On top of it, three members of the current committee -- Professor Brij Gopal, Professor C R Babu and Professor A K Gosain -- had in 2013 concluded that flowing water and land ecosystems of the Yamuna are extinct and the floodplain biodiversity has been lost.

This means that the Art of Living is being accused of 'completely' destroying something which was already extinct in 2013 itself.

Even for Sri Sri, this would be a hard miracle to pull off.

Thus, the committee has abdicated its credibility by coming up with recommendations that lack scientific scrutiny.

After just a visual inspection that lasted less than an hour, it came up with a figure of Rs 120 crore as compensation cost for the likely damages.

Dealing a big blow to its credibility, a letter written by its chairman surfaced stating that the figure 'was a mere suggestion' that 'inadvertently got recommended' and was not based on any scientific assessment.

Another member and NEERI expert Nitin K Labhsetwar has also disowned the recommendations, saying 'some of these (claims of damage and cost) are still debatable and I may not fully agree.'

Taking their arguments to heights of ridiculousness, the committee is claiming that the perceived damage is 'invisible.'

If it is invisible, how does the committee visualise and quantify the damage and even calculate the cost of restoring something which is invisible!

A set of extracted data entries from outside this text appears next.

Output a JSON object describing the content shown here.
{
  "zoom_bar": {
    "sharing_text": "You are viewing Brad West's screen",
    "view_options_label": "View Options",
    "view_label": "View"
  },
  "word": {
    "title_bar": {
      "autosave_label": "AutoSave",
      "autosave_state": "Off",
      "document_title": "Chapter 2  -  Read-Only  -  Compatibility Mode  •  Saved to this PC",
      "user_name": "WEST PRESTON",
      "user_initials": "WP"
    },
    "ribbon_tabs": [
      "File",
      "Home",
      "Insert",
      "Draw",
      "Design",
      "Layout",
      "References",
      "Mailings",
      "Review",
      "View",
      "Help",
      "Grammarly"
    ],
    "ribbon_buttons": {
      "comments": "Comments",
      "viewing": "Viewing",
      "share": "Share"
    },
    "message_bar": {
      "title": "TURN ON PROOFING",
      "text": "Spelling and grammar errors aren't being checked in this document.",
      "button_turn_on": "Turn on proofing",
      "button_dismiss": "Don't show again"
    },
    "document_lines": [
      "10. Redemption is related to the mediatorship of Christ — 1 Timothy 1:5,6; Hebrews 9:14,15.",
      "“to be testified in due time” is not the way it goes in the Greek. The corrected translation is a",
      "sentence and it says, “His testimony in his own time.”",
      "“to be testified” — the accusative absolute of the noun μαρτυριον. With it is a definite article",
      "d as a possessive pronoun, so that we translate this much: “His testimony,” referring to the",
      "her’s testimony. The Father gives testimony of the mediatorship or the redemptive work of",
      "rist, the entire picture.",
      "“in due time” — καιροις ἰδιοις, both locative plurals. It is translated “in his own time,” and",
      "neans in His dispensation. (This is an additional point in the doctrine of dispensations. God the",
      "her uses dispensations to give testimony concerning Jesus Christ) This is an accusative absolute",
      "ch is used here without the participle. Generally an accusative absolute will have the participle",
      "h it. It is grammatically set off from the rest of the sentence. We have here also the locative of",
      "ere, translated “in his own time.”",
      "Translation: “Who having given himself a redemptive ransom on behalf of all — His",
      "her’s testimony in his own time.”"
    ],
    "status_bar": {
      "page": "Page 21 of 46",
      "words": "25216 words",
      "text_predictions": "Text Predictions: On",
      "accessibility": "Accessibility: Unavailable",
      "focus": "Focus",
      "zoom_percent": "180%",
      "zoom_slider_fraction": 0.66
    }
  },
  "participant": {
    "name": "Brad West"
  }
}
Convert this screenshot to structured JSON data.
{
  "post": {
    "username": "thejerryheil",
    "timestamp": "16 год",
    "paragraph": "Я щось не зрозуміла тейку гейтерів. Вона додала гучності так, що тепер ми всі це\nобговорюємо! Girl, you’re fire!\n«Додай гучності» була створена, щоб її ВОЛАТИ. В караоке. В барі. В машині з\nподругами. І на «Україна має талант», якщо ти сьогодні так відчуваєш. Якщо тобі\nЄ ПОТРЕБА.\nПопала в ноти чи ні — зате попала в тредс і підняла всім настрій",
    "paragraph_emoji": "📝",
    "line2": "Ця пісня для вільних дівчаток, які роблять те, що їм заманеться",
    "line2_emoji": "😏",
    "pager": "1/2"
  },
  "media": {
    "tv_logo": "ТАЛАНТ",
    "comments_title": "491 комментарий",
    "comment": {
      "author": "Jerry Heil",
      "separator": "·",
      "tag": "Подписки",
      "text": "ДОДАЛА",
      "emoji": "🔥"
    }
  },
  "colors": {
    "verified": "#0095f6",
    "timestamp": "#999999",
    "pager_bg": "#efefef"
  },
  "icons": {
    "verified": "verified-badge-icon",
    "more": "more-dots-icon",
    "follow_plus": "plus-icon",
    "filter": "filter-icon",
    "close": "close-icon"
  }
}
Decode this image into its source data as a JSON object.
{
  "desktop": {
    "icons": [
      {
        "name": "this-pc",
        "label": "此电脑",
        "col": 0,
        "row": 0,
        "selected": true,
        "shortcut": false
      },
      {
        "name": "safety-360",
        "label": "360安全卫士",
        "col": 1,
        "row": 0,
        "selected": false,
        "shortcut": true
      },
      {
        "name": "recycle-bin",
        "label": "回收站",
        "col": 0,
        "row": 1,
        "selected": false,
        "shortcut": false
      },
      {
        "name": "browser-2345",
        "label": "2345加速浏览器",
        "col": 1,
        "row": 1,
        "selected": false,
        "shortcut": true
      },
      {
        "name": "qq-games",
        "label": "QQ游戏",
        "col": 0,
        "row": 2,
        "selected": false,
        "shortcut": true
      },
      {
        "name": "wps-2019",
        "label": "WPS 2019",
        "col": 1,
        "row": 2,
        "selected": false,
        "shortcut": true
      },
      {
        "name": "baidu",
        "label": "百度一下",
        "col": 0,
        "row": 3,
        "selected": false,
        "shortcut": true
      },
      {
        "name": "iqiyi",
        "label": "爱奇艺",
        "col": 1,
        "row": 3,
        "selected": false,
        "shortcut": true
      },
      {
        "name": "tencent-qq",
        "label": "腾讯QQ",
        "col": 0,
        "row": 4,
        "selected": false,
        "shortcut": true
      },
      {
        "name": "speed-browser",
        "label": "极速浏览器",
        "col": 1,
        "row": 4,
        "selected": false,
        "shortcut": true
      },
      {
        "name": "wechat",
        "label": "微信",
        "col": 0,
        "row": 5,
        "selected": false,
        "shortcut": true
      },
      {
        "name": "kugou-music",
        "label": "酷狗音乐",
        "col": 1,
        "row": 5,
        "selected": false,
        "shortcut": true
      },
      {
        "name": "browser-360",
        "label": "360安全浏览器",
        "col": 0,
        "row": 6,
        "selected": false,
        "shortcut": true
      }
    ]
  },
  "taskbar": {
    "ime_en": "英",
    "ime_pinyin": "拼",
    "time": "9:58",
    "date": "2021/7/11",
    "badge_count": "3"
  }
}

Another recommendation of the committee that ought to make the blood boil for any conscious and responsible citizen is the offer to empanel its members as experts in the 10-year restoration project they have envisaged, for which Rs 13 crores has been earmarked as salaries. A clear case of match-fixing?

The Art of Living case will go down as a test for environment activism in the country. The nation expects the NGT will gather enough courage to call the bluff of the committee and go by the merits of the case.

M Rajaque Rahman, a former journalist, currently writes on subjects of social importance.